ISLAM LIVE – Direktur Jenderal Pengembangan Ekosistem Ekonomi Haji dan Umrah (PE2HU) Kementerian Haji dan Umrah, Jaenal Effendi, mendorong perguruan tinggi, khususnya mahasiswa pascasarjana, memperkuat riset terkait ekosistem haji dan umrah agar mampu menjawab perubahan serta kebutuhan nyata di lapangan.
Dorongan tersebut disampaikan Jaenal saat menjadi narasumber Stadium Generale di Universitas Islam Negeri (UIN) Salatiga, Rabu (9/9/2026). Kegiatan tersebut mengangkat tema “Agama, Ekonomi, dan Masa Depan Bangsa: Transformasi Ekosistem Haji dan Umrah untuk Masa Depan Bangsa.”
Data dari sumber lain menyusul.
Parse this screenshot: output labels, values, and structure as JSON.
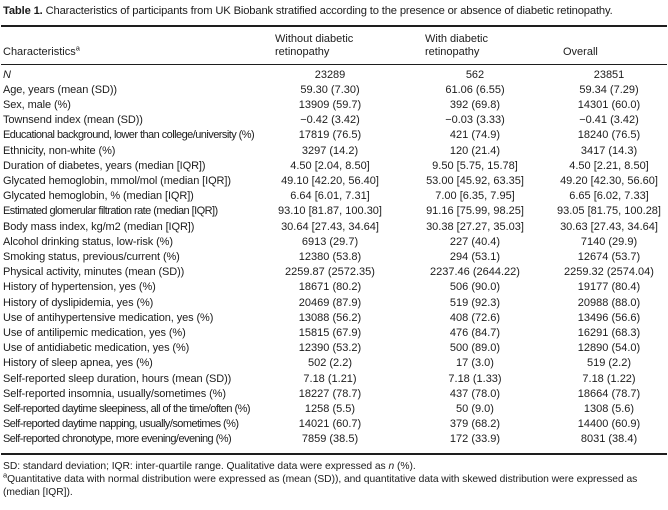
{
  "table": {
    "caption_label": "Table 1.",
    "caption_text": " Characteristics of participants from UK Biobank stratified according to the presence or absence of diabetic retinopathy.",
    "header": {
      "characteristics": "Characteristics",
      "characteristics_sup": "a",
      "without_line1": "Without diabetic",
      "without_line2": "retinopathy",
      "with_line1": "With diabetic",
      "with_line2": "retinopathy",
      "overall": "Overall"
    },
    "rows": [
      {
        "label": "N",
        "without": "23289",
        "with": "562",
        "overall": "23851"
      },
      {
        "label": "Age, years (mean (SD))",
        "without": "59.30 (7.30)",
        "with": "61.06 (6.55)",
        "overall": "59.34 (7.29)"
      },
      {
        "label": "Sex, male (%)",
        "without": "13909 (59.7)",
        "with": "392 (69.8)",
        "overall": "14301 (60.0)"
      },
      {
        "label": "Townsend index (mean (SD))",
        "without": "−0.42 (3.42)",
        "with": "−0.03 (3.33)",
        "overall": "−0.41 (3.42)"
      },
      {
        "label": "Educational background, lower than college/university (%)",
        "without": "17819 (76.5)",
        "with": "421 (74.9)",
        "overall": "18240 (76.5)"
      },
      {
        "label": "Ethnicity, non-white (%)",
        "without": "3297 (14.2)",
        "with": "120 (21.4)",
        "overall": "3417 (14.3)"
      },
      {
        "label": "Duration of diabetes, years (median [IQR])",
        "without": "4.50 [2.04, 8.50]",
        "with": "9.50 [5.75, 15.78]",
        "overall": "4.50 [2.21, 8.50]"
      },
      {
        "label": "Glycated hemoglobin, mmol/mol (median [IQR])",
        "without": "49.10 [42.20, 56.40]",
        "with": "53.00 [45.92, 63.35]",
        "overall": "49.20 [42.30, 56.60]"
      },
      {
        "label": "Glycated hemoglobin, % (median [IQR])",
        "without": "6.64 [6.01, 7.31]",
        "with": "7.00 [6.35, 7.95]",
        "overall": "6.65 [6.02, 7.33]"
      },
      {
        "label": "Estimated glomerular filtration rate (median [IQR])",
        "without": "93.10 [81.87, 100.30]",
        "with": "91.16 [75.99, 98.25]",
        "overall": "93.05 [81.75, 100.28]"
      },
      {
        "label": "Body mass index, kg/m2 (median [IQR])",
        "without": "30.64 [27.43, 34.64]",
        "with": "30.38 [27.27, 35.03]",
        "overall": "30.63 [27.43, 34.64]"
      },
      {
        "label": "Alcohol drinking status, low-risk (%)",
        "without": "6913 (29.7)",
        "with": "227 (40.4)",
        "overall": "7140 (29.9)"
      },
      {
        "label": "Smoking status, previous/current (%)",
        "without": "12380 (53.8)",
        "with": "294 (53.1)",
        "overall": "12674 (53.7)"
      },
      {
        "label": "Physical activity, minutes (mean (SD))",
        "without": "2259.87 (2572.35)",
        "with": "2237.46 (2644.22)",
        "overall": "2259.32 (2574.04)"
      },
      {
        "label": "History of hypertension, yes (%)",
        "without": "18671 (80.2)",
        "with": "506 (90.0)",
        "overall": "19177 (80.4)"
      },
      {
        "label": "History of dyslipidemia, yes (%)",
        "without": "20469 (87.9)",
        "with": "519 (92.3)",
        "overall": "20988 (88.0)"
      },
      {
        "label": "Use of antihypertensive medication, yes (%)",
        "without": "13088 (56.2)",
        "with": "408 (72.6)",
        "overall": "13496 (56.6)"
      },
      {
        "label": "Use of antilipemic medication, yes (%)",
        "without": "15815 (67.9)",
        "with": "476 (84.7)",
        "overall": "16291 (68.3)"
      },
      {
        "label": "Use of antidiabetic medication, yes (%)",
        "without": "12390 (53.2)",
        "with": "500 (89.0)",
        "overall": "12890 (54.0)"
      },
      {
        "label": "History of sleep apnea, yes (%)",
        "without": "502 (2.2)",
        "with": "17 (3.0)",
        "overall": "519 (2.2)"
      },
      {
        "label": "Self-reported sleep duration, hours (mean (SD))",
        "without": "7.18 (1.21)",
        "with": "7.18 (1.33)",
        "overall": "7.18 (1.22)"
      },
      {
        "label": "Self-reported insomnia, usually/sometimes (%)",
        "without": "18227 (78.7)",
        "with": "437 (78.0)",
        "overall": "18664 (78.7)"
      },
      {
        "label": "Self-reported daytime sleepiness, all of the time/often (%)",
        "without": "1258 (5.5)",
        "with": "50 (9.0)",
        "overall": "1308 (5.6)"
      },
      {
        "label": "Self-reported daytime napping, usually/sometimes (%)",
        "without": "14021 (60.7)",
        "with": "379 (68.2)",
        "overall": "14400 (60.9)"
      },
      {
        "label": "Self-reported chronotype, more evening/evening (%)",
        "without": "7859 (38.5)",
        "with": "172 (33.9)",
        "overall": "8031 (38.4)"
      }
    ],
    "footnotes": {
      "fn1_pre": "SD: standard deviation; IQR: inter-quartile range. Qualitative data were expressed as ",
      "fn1_italic": "n",
      "fn1_post": " (%).",
      "fn2_sup": "a",
      "fn2_text": "Quantitative data with normal distribution were expressed as (mean (SD)), and quantitative data with skewed distribution were expressed as (median [IQR])."
    }
  }
}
“Riset akademik tidak boleh sekadar berorientasi teoritis pasif di atas kertas. Harus peka terhadap tantangan riil: digitalisasi layanan, pergeseran sosiologis umat, dan dinamika pasar halal global,” tegas Jaenal.
Menurut Jaenal, pengembangan ekosistem ekonomi haji dan umrah membutuhkan basis pengetahuan yang mampu membaca perubahan sekaligus memberikan solusi terhadap persoalan yang dihadapi masyarakat. Haji dan umrah tidak hanya memiliki dimensi spiritual, tetapi juga membentuk ekosistem yang melibatkan berbagai sektor, seperti produksi, logistik, akomodasi, konsumsi, transportasi, farmasi, dan layanan pendukung lainnya.
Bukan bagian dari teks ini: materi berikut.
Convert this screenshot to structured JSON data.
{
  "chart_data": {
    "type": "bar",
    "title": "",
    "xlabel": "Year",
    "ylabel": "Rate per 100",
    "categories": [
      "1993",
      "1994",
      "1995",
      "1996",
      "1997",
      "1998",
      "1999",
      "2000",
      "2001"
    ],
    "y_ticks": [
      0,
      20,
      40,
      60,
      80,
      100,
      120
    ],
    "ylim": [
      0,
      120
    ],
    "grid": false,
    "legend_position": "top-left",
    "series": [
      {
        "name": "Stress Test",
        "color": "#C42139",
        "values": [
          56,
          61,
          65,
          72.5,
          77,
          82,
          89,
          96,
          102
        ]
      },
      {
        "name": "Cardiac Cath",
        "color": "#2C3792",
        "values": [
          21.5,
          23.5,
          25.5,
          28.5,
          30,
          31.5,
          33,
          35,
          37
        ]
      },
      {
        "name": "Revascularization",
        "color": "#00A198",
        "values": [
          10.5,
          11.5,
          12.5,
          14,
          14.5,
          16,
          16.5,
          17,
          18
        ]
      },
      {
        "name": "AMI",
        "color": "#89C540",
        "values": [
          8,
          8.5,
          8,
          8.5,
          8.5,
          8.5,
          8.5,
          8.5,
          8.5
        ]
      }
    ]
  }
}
Karena itu, ia mendorong penelitian mengenai ekosistem haji dan umrah dikembangkan secara lintas disiplin dengan memadukan perspektif ekonomi, teknologi, sosiologi, dan nilai-nilai keagamaan. Pendekatan tersebut dinilai penting agar hasil penelitian tidak berhenti pada kajian teoritis, tetapi dapat memberikan masukan bagi kebijakan dan inovasi.